There has been a great deal of research into how vehicle front ends, including those of SUVs and pickups, can be modified to reduce the threat they pose to pedestrians (Ashton & Mackay, 1983; United Nations Economic Commission for Europe, 2009; Daniel, 1982).

As a result of this research, regulators in Europe, Japan, Korea and Australia have implemented vehicle testing programs specifically aimed at protecting pedestrians. These testing programs focus on pedestrian interaction with the hood and bumper and in some cases the hood edge and the windshield. The European New Car Assessment Programme has plans to introduce testing of vehicle front ends that will also address bicyclist injuries.

To perform well in these tests, automakers have been putting more room between the hood and engine, designing pop-up hoods that automatically lift up a few inches upon impact, adding pedestrian hood airbags that cover the parts of the windshield and A-pillar where pedestrians frequently hit their heads, and designing bumpers with more give (Strandroth et al., 2014).

Pedestrian detection systems continuously monitor traffic in front of vehicles and warn drivers of potential collisions with pedestrians. Many systems automatically apply the brakes when a crash is imminent. Systems are being developed to prevent or mitigate crashes with cyclists as well.
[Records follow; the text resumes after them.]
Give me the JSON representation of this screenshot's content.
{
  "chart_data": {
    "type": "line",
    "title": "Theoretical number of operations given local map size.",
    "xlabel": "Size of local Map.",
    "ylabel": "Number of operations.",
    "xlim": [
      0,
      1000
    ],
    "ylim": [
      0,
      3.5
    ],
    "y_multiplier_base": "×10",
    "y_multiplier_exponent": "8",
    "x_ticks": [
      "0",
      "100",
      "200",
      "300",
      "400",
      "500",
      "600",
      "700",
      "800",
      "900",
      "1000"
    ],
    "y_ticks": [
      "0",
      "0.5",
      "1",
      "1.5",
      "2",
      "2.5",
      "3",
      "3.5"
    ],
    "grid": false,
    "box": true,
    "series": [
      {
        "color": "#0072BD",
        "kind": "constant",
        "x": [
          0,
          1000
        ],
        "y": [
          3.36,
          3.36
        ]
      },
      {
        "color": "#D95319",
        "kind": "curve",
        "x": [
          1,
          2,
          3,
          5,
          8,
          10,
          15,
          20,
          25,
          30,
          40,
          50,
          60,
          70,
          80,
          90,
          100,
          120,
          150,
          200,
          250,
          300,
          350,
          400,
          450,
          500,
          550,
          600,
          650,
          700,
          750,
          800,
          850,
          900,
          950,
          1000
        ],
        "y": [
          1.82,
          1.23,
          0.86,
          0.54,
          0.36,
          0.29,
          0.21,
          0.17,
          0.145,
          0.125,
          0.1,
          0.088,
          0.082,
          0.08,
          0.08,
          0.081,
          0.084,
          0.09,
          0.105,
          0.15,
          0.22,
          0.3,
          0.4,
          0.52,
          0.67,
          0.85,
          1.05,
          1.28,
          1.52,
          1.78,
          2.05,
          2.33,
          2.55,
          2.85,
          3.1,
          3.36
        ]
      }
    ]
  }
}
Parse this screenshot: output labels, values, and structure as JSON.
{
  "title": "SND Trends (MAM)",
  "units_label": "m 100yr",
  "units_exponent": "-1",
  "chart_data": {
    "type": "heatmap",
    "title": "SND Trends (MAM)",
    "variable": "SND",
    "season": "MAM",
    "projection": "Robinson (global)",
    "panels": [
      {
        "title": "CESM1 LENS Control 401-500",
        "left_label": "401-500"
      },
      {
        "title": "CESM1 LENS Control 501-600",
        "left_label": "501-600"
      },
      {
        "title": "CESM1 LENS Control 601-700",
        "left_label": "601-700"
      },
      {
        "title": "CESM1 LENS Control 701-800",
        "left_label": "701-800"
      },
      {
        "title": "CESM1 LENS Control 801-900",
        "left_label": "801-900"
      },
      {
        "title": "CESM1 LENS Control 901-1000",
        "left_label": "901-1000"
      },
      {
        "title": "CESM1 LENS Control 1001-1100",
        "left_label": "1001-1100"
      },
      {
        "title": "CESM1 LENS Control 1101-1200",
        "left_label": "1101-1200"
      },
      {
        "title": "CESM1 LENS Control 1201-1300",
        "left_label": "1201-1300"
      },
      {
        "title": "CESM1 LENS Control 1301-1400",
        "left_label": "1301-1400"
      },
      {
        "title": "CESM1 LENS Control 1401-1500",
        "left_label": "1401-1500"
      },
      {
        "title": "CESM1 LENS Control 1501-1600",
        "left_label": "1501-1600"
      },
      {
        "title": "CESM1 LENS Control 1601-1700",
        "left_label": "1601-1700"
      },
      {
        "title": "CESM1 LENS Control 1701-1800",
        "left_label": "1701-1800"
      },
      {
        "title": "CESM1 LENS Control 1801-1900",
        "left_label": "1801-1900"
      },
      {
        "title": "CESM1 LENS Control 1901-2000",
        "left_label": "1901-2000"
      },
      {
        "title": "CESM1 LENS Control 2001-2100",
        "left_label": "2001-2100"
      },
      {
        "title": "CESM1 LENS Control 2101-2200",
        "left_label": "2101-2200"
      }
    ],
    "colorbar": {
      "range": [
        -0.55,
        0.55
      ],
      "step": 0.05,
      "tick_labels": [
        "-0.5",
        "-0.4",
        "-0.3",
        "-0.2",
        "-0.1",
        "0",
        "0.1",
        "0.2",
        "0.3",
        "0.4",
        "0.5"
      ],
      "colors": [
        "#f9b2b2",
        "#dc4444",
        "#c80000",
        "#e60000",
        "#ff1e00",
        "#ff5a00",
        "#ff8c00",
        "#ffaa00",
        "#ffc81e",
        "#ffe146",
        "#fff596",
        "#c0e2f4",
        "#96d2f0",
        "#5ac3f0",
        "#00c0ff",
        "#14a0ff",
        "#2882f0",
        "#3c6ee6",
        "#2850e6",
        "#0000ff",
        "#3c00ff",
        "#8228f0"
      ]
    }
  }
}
An IIHS study found that vehicles equipped with automatic braking that detects pedestrians had a 27 percent lower rate of pedestrian crashes than vehicles without such technology (Cicchino, 2022). Injury crash rates were 30 percent lower. However, when the researchers looked only at pedestrian crashes that occurred at night on roads without streetlights, there was no difference in crash risk for vehicles with and without the feature. Systems that function better in the dark would likely have a much larger benefit.

IIHS began rating pedestrian crash prevention systems in 2019 and launched a separate evaluation of the systems’ nighttime performance in 2022.
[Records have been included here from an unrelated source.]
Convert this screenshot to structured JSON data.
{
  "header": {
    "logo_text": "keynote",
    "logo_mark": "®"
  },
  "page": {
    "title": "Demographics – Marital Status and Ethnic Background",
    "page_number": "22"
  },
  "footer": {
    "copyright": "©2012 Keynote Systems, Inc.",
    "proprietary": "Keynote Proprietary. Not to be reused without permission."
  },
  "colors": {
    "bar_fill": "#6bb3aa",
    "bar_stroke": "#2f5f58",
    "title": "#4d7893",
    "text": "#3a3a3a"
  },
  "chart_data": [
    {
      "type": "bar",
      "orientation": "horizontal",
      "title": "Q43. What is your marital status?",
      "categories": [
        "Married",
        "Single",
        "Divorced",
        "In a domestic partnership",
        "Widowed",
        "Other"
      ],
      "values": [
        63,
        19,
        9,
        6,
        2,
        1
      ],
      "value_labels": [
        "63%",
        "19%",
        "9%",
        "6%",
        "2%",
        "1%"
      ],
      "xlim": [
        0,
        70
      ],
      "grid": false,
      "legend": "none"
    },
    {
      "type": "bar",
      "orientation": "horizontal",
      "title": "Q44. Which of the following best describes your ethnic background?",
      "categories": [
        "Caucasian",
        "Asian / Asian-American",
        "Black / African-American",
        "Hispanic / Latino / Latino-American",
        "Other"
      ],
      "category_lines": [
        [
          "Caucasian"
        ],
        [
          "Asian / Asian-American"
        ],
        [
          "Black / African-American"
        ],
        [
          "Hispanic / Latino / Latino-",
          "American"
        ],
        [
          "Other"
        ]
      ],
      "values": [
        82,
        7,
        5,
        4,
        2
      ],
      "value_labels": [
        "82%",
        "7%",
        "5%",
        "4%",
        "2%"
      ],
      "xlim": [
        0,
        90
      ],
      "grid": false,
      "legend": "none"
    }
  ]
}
The Highway Loss Data Institute studied insurance claim rates for Subaru models with and without the optional EyeSight system, a crash avoidance system with pedestrian-detection capability (Wakeman et al., 2019). Pedestrian injury claim rates were 35 percent lower among vehicles with EyeSight than among vehicles without. Claims were assumed to be from pedestrian crashes if they involved a bodily injury liability claim without a claim for vehicle damage.

Rearview cameras have been shown to prevent backing crashes with pedestrians (Keall et al., 2017), and could potentially prevent such crashes with bicyclists.

A vehicle's sound helps pedestrians, especially those who are visually impaired, detect a vehicle's presence and movements. Electric vehicles emit less sound than vehicles with combustion engines. The same is true of hybrid vehicles when powered solely by electricity.

A government study examined the crashes of hybrid vehicles and similar nonhybrid vehicles and found that the likelihood of crashing with a pedestrian was 39 percent higher for hybrids than for nonhybrids in areas where speed limits were 35 mph or slower and 66 percent higher when performing certain maneuvers such as turning, stopping and backing up (Wu et al., 2011). These maneuvers typically occur at very low speeds, when hybrids operate mostly on electric power.

In a study of insurance claims for 2005-17 hybrid models and their conventional twins, the Highway Loss Data Institute found that hybrids were as much as 10 percent more likely to be involved in pedestrian crashes with injuries than their non-hybrid equivalents (HLDI, 2018). Claims were assumed to stem from a pedestrian crash if they involved an injury liability claim without a claim for vehicle damage. 

New hybrid and electric vehicles are required to emit a motorlike sound while moving forward or in reverse at speeds up to 19 mph as of February 28, 2021 (Office of the Federal Register, 2020).

Adding an hour of light to the afternoon increases the visibility of both vehicles and pedestrians, and Institute research has found that implementing daylight saving time year round could help prevent pedestrian deaths and injuries (Ferguson et al., 1995).

IIHS researchers estimated that about 900 fatal crashes (727 involving pedestrians and 174 involving vehicle occupants) could have been avoided during 1987-91 if daylight saving time had been in effect throughout the year.